La lluvia se emplea para diferenciar el presente narrativo del pasado. La atmósfera que envuelve el relato es sombría, desolada y opresiva, como la que imperaba en Kyoto en la época de las sangrientas guerras civiles que llevaron la destrucción a la urbe y la muerte a sus habitantes. La obra funciona como una exploración del ser humano, su egoísmo y vanidad, sus capacidades y limitaciones, sus relaciones con la verdad…

El guion, uno de los grandes logros del filme, en forma casi de palimpsesto, nos obsequia frases como estas del gran filósofo Kurosawa: “Aquí, en la puerta de Rashōmon, vivía un demonio y dicen que se fue porque tenía miedo a los hombres”.

Aunque para muchos es una obra que vino a anteceder verdaderas joyas en la carrera del nipón (Vivir, Los siete samuráis, Trono de sangre, La fortaleza escondida, Yojimbo, Barbarroja, La sombra del guerrero) y que nos muestra al gran Toshirō Mifune aún joven y sin el esplendor interpretativo de otros filmes por los que sería mundialmente reconocido, no hay dudas de que, con un montaje, dirección y fotografía exquisitamente compuestos, Rashōmon es un clásico, no solo en la amplia obra de Akira Kurosawa, que se posiciona en este filme como un narrador visual inigualable, sino en la historia de toda la cinematografía japonesa y mundial.  

No es, por tanto, descabellado señalar el triunfo de la obra ―rodada en exteriores y en plató (Puerta de Rashōmon) con un presupuesto modestísimo, obtendría también un Óscar honorífico (mejor película extranjera) y otros premios― en aquel Festival de Venecia como el detonante de una proyección internacional del cine de otras latitudes.
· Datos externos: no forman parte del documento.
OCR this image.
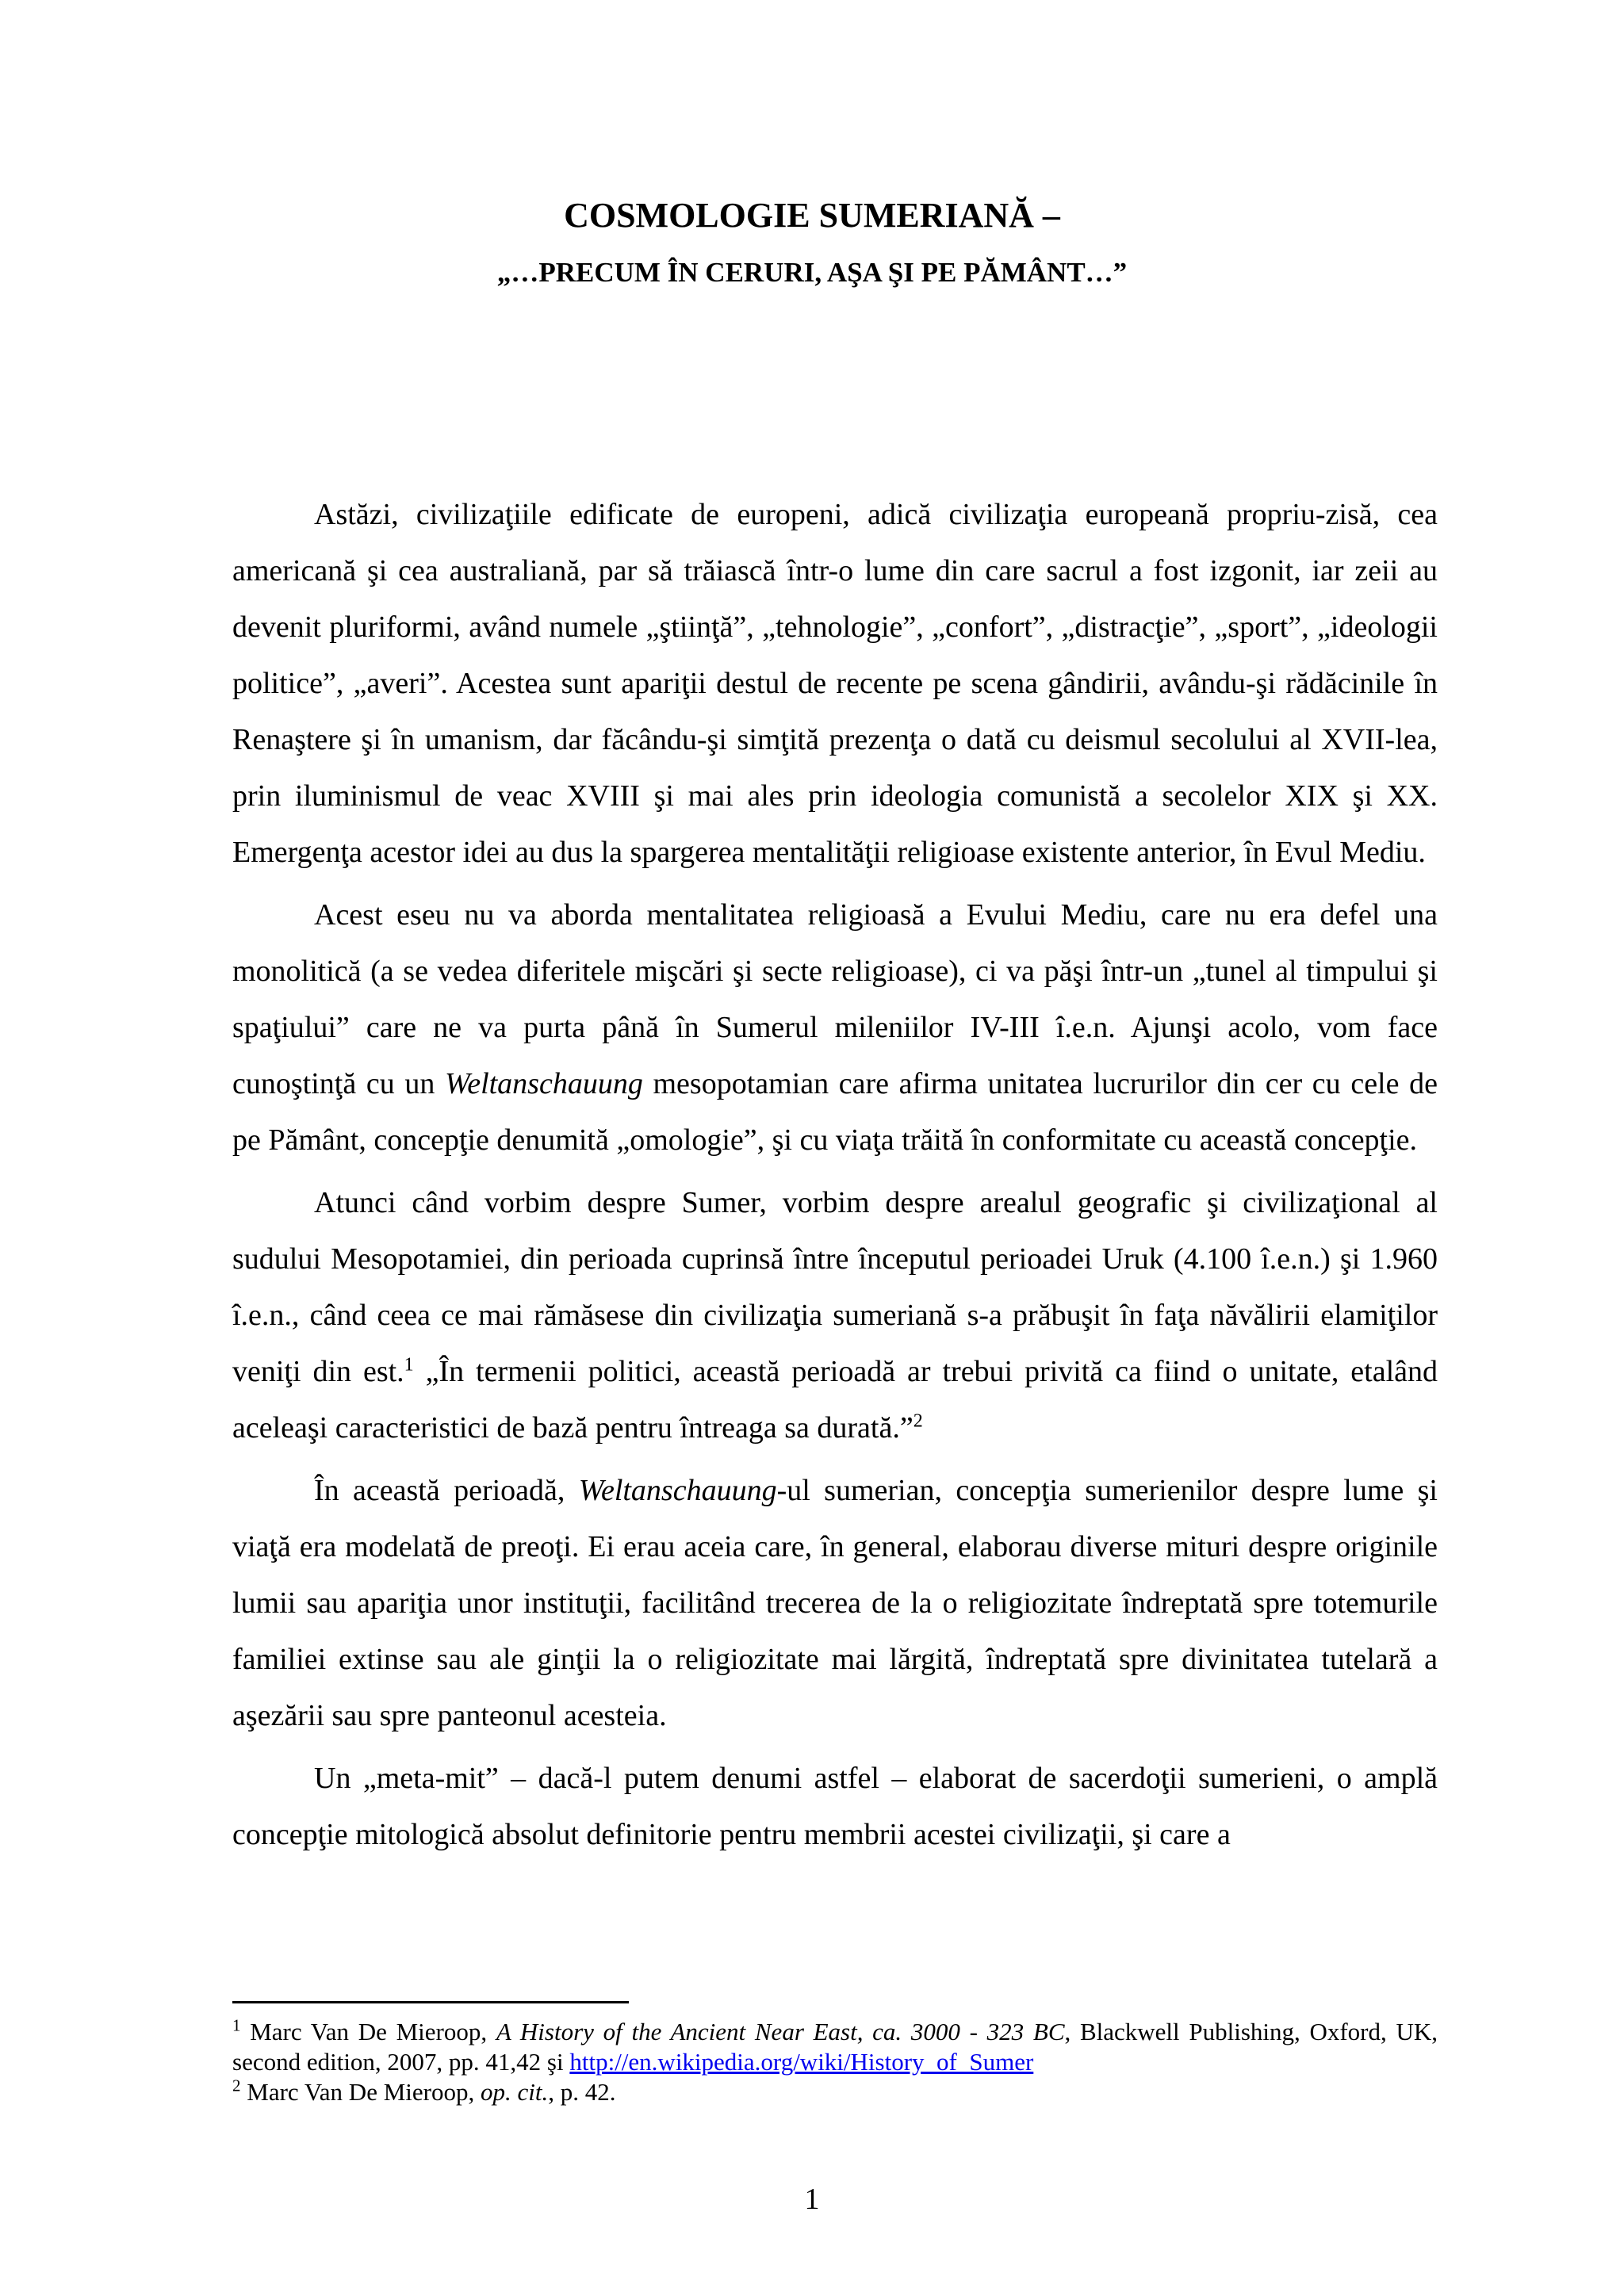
COSMOLOGIE SUMERIANĂ –
„…PRECUM ÎN CERURI, AŞA ŞI PE PĂMÂNT…”

Astăzi, civilizaţiile edificate de europeni, adică civilizaţia europeană propriu-zisă, cea americană şi cea australiană, par să trăiască într-o lume din care sacrul a fost izgonit, iar zeii au devenit pluriformi, având numele „ştiinţă”, „tehnologie”, „confort”, „distracţie”, „sport”, „ideologii politice”, „averi”. Acestea sunt apariţii destul de recente pe scena gândirii, avându-şi rădăcinile în Renaştere şi în umanism, dar făcându-şi simţită prezenţa o dată cu deismul secolului al XVII-lea, prin iluminismul de veac XVIII şi mai ales prin ideologia comunistă a secolelor XIX şi XX. Emergenţa acestor idei au dus la spargerea mentalităţii religioase existente anterior, în Evul Mediu.

Acest eseu nu va aborda mentalitatea religioasă a Evului Mediu, care nu era defel una monolitică (a se vedea diferitele mişcări şi secte religioase), ci va păşi într-un „tunel al timpului şi spaţiului” care ne va purta până în Sumerul mileniilor IV-III î.e.n. Ajunşi acolo, vom face cunoştinţă cu un Weltanschauung mesopotamian care afirma unitatea lucrurilor din cer cu cele de pe Pământ, concepţie denumită „omologie”, şi cu viaţa trăită în conformitate cu această concepţie.

Atunci când vorbim despre Sumer, vorbim despre arealul geografic şi civilizaţional al sudului Mesopotamiei, din perioada cuprinsă între începutul perioadei Uruk (4.100 î.e.n.) şi 1.960 î.e.n., când ceea ce mai rămăsese din civilizaţia sumeriană s-a prăbuşit în faţa năvălirii elamiţilor veniţi din est.$^1$ „În termenii politici, această perioadă ar trebui privită ca fiind o unitate, etalând aceleaşi caracteristici de bază pentru întreaga sa durată.”$^2$

În această perioadă, Weltanschauung-ul sumerian, concepţia sumerienilor despre lume şi viaţă era modelată de preoţi. Ei erau aceia care, în general, elaborau diverse mituri despre originile lumii sau apariţia unor instituţii, facilitând trecerea de la o religiozitate îndreptată spre totemurile familiei extinse sau ale ginţii la o religiozitate mai lărgită, îndreptată spre divinitatea tutelară a aşezării sau spre panteonul acesteia.

Un „meta-mit” – dacă-l putem denumi astfel – elaborat de sacerdoţii sumerieni, o amplă concepţie mitologică absolut definitorie pentru membrii acestei civilizaţii, şi care a

$^1$ Marc Van De Mieroop, A History of the Ancient Near East, ca. 3000 - 323 BC, Blackwell Publishing, Oxford, UK, second edition, 2007, pp. 41,42 şi http://en.wikipedia.org/wiki/History_of_Sumer

$^2$ Marc Van De Mieroop, op. cit., p. 42.

1
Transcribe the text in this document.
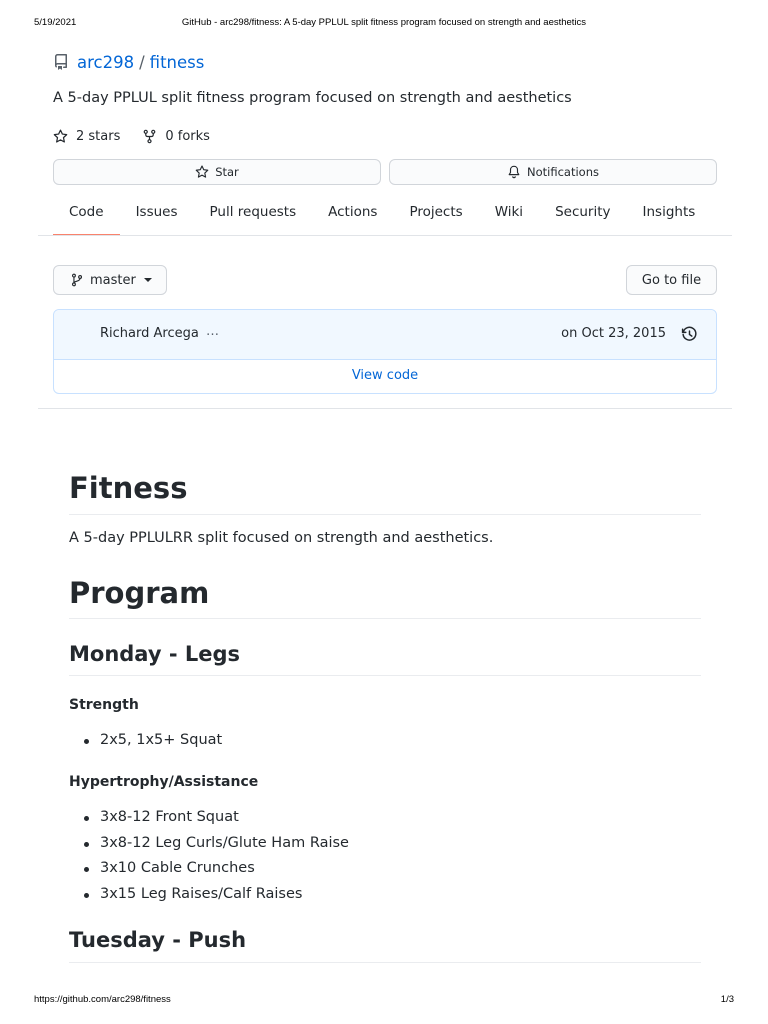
5/19/2021	GitHub - arc298/fitness: A 5-day PPLUL split fitness program focused on strength and aesthetics
arc298 / fitness
A 5-day PPLUL split fitness program focused on strength and aesthetics
2 stars	0 forks
Star	Notifications
Code	Issues	Pull requests	Actions	Projects	Wiki	Security	Insights
master	Go to file
Richard Arcega …	on Oct 23, 2015
View code
Fitness
A 5-day PPLULRR split focused on strength and aesthetics.
Program
Monday - Legs
Strength
2x5, 1x5+ Squat
Hypertrophy/Assistance
3x8-12 Front Squat
3x8-12 Leg Curls/Glute Ham Raise
3x10 Cable Crunches
3x15 Leg Raises/Calf Raises
Tuesday - Push
https://github.com/arc298/fitness	1/3
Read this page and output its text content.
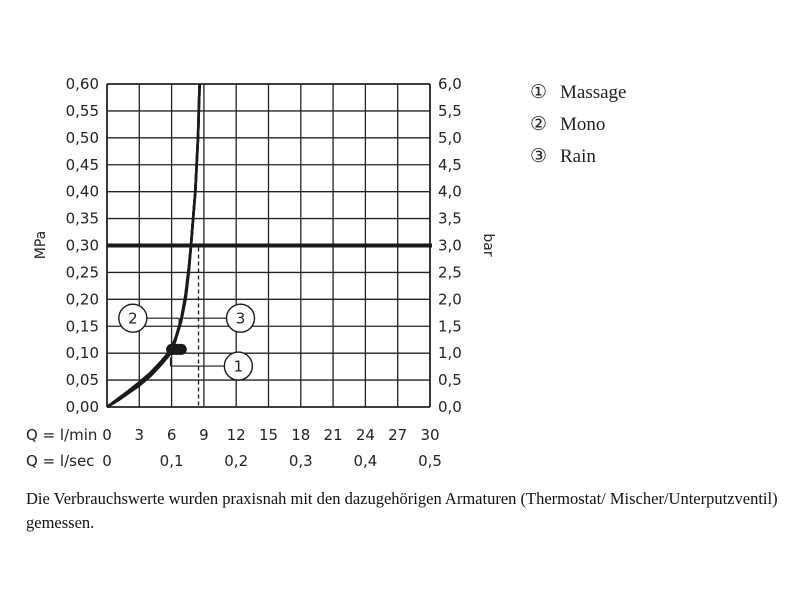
1
2	3
0,00
0,05
0,10
0,15
0,20
0,25
0,30
0,35
0,40
0,45
0,50
0,55
0,60
0,0
0,5
1,0
1,5
2,0
2,5
3,0
3,5
4,0
4,5
5,0
5,5
6,0
Q = l/min 0 3 6 9 12 15 18 21 24 27 30
Q = l/sec 0	0,1	0,2	0,3	0,4	0,5
MPa	bar
① Massage
② Mono
③ Rain
Die Verbrauchswerte wurden praxisnah mit den dazugehörigen Armaturen (Thermostat/ Mischer/Unterputzventil) gemessen.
Una victoria, la de la película de Kurosawa, sin la que no se puede entender el éxito y la atracción que causan fenómenos como Parásitos, flamante Palma de Oro de Bong Jon-hoo en el pasado Festival de Cannes, o la fascinación por la filmografía de Wong Kar-wai, Apichatpong Weerasethakul, Kim Ki-duk, Chan-wook Park, Hou Hsiao-hsien, sin olvidar los filmes de compatriotas suyos como Naomi Kawase o Hirozaku Koreeda, ambos con reconocimiento crítico en la actualidad.

Rashōmon fue, quizá, la primera piedra de un cine más allá de Europa y Estados Unidos, un monumento de obligada visita y cada vez de mayor altura.